I grew up in community theatre, several different ones, and have served on the board as well.
1) A year is way too long to work on one show, especially if you mean rehearsing that whole time. Eight weeks of rehearsal (maybe 6-7, rarely longer than 8) is pretty standard for community theatre. Show selection and the process of getting the rights would begin a few months before that.

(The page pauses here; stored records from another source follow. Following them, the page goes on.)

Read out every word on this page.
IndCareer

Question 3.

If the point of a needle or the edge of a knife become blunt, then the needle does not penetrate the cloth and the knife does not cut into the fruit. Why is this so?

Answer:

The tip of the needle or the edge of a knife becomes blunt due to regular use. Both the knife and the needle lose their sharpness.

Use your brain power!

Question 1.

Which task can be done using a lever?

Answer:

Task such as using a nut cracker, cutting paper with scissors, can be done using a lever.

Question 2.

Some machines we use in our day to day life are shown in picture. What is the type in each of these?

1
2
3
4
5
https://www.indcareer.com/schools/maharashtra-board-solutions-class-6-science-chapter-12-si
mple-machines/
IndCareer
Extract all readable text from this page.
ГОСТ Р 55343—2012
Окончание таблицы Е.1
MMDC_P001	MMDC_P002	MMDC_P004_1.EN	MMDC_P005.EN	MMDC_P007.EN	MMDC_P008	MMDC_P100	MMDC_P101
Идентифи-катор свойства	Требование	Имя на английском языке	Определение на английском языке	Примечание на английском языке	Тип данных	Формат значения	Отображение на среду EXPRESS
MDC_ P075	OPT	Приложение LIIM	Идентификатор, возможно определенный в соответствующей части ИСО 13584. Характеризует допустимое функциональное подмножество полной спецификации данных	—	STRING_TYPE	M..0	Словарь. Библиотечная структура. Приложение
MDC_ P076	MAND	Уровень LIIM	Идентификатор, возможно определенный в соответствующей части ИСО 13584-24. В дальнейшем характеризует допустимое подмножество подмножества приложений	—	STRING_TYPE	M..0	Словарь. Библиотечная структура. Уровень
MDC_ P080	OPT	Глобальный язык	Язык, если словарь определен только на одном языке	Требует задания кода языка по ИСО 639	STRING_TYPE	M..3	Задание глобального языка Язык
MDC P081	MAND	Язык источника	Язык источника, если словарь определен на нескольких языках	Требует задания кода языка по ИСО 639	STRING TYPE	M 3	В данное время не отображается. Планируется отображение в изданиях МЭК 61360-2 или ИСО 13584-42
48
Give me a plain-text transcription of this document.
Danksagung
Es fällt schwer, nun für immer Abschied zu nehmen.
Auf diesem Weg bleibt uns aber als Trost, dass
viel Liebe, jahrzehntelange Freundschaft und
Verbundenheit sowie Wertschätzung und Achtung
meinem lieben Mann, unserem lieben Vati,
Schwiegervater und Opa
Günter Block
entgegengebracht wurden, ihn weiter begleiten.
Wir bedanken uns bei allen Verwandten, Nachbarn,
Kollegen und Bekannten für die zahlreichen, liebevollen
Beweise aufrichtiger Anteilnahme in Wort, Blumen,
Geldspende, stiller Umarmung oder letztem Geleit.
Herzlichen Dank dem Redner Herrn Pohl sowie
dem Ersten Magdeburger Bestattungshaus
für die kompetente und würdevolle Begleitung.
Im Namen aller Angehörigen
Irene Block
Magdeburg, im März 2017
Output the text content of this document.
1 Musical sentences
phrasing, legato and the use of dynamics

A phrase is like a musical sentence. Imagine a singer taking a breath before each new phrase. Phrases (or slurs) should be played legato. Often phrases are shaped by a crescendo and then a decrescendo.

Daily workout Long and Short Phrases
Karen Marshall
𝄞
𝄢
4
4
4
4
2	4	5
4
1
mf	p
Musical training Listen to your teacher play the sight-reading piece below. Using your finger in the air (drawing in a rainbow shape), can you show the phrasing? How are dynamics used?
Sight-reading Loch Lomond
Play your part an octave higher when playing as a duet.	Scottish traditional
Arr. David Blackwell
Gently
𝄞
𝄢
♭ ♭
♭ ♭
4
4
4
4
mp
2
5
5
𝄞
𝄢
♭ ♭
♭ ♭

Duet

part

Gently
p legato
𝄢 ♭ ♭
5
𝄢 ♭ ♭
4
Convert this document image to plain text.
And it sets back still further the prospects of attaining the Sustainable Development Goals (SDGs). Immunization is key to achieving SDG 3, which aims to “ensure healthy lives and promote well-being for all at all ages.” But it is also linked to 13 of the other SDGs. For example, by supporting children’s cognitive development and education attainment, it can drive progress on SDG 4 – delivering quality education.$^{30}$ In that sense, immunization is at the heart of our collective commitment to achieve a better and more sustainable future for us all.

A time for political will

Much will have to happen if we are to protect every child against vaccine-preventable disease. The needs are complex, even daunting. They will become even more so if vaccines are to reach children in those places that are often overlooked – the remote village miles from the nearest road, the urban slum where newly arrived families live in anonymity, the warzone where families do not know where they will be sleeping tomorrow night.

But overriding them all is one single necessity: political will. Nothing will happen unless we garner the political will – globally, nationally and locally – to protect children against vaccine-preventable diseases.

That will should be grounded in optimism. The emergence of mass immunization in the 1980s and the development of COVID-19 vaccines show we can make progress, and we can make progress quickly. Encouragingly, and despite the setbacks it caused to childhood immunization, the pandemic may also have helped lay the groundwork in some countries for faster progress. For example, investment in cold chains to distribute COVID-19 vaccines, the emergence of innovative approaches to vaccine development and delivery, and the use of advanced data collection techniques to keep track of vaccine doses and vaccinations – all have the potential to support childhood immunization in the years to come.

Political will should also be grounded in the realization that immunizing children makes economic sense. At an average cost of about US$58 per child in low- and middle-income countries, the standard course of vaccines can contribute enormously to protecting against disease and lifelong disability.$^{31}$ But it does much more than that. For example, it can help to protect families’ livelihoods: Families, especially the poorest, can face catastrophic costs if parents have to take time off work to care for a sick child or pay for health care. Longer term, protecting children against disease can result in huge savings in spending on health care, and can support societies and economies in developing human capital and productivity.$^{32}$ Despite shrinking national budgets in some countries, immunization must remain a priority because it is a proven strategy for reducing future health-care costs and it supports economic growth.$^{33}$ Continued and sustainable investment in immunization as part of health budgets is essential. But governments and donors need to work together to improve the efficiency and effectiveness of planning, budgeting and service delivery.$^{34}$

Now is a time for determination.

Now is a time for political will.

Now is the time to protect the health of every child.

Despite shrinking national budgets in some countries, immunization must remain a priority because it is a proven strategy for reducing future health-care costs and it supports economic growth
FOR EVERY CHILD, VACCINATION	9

2) My experience with show selection has been the exact opposite of what cornflake said. Most community theatre groups I've belonged to have striven to go for large, well-known properties. You do have to get the rights, but it's easy and not terribly expensive, and if you do something obscure you may find yourself (a) with no cast/crew interested in doing it, (b) with no audience interested in seeing it and thus no chance of breaking even. The well-known shows pay for the more experimental properties, which almost inevitably lose money. (The exception would be is if your theatre group is classical/Shakespeare, but it's still sort of true, only in that case doing Midsummer might pay for doing Troilus & Cressida.) That brings me to:
3) You have to decide what kind of group this is. Several theatres I've belonged to -- particularly the small-town type -- leaned heavily on the interest of children doing it for extracurriculars. They chose kid-heavy shows like Oliver! or Annie with (potentially) huge ensembles of children, because that brings in parents as volunteers, audience, and potentially donations/fees (some theatre groups charge to participate, some don't).